Dosage affects a drug's impact. Overdose of most drugs can produce serious unwanted effects, including death. In addition to the amount of drug, the method of dosage (injection, oral, smoking, or other routes) can make a huge difference in effects. The same amount of drug can have a much different impact depending on route of administration. A "safe" dose by one route can be fatal by another. An effect at one dosage level may be the opposite of what happens at a different dosage level. Sometimes a drug can cause a condition that it is supposed to prevent. Such paradoxical actions illustrate hazards involved in reckless drug use.

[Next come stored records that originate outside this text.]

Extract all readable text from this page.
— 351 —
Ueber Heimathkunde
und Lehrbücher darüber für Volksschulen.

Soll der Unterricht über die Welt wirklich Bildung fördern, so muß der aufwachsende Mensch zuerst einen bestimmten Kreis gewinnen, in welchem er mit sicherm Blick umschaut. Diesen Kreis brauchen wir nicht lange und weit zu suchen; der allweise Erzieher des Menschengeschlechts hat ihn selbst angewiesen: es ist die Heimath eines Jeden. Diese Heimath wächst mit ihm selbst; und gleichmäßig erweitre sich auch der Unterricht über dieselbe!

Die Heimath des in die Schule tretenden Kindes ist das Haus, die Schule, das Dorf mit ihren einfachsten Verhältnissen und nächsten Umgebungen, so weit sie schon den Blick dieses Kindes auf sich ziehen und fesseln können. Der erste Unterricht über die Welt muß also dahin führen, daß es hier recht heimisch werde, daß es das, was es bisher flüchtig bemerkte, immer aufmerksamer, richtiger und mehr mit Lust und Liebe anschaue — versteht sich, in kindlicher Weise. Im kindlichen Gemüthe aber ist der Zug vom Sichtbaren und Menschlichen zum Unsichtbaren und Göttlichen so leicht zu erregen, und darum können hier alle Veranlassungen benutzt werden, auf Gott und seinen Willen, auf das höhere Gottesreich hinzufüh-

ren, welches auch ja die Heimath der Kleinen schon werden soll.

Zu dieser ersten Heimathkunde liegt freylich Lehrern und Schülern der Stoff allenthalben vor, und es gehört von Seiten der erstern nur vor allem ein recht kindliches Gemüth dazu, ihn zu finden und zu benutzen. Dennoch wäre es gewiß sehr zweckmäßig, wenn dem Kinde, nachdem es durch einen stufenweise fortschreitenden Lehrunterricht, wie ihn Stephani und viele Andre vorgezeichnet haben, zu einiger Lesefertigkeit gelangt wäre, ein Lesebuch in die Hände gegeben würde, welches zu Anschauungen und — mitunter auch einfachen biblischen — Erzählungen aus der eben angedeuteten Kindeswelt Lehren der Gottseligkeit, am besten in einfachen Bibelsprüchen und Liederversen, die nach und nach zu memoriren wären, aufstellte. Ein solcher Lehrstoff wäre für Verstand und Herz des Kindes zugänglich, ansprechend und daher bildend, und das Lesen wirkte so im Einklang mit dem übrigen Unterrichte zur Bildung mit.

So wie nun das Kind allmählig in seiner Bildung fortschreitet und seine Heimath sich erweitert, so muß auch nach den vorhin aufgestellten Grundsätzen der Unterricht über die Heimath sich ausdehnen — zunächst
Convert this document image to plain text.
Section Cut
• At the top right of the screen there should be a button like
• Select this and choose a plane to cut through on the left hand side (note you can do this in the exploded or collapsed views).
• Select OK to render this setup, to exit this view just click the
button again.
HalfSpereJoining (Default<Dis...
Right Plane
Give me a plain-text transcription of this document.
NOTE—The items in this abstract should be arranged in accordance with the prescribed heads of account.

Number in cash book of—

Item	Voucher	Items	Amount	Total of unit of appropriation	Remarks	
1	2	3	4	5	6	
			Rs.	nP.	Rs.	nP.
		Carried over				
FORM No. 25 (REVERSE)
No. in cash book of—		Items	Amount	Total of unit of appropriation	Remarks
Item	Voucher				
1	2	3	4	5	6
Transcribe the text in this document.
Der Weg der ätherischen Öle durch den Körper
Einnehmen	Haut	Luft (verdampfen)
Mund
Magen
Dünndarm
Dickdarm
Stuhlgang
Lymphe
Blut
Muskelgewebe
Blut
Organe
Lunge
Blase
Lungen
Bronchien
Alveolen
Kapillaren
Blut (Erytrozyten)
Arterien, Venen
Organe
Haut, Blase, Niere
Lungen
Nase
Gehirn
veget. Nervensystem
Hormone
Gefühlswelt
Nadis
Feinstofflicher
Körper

Taking more than one drug of a given type can be expected to increase effects typical of that type. For example, a person who ingests the depressant alcohol simultaneously with an opiate depressant will normally experience deeper depressant effects than if just one of the drugs was used. Taking a normal dose of several drugs from one type can be the practical equivalent of overdosing on any one of them. Taking drugs of different types can also be hazardous. For example, the stimulant cocaine and the depressant heroin do not cancel each other's effects if taken together; instead, the body may be assaulted from different directions simultaneously and break down under the attack.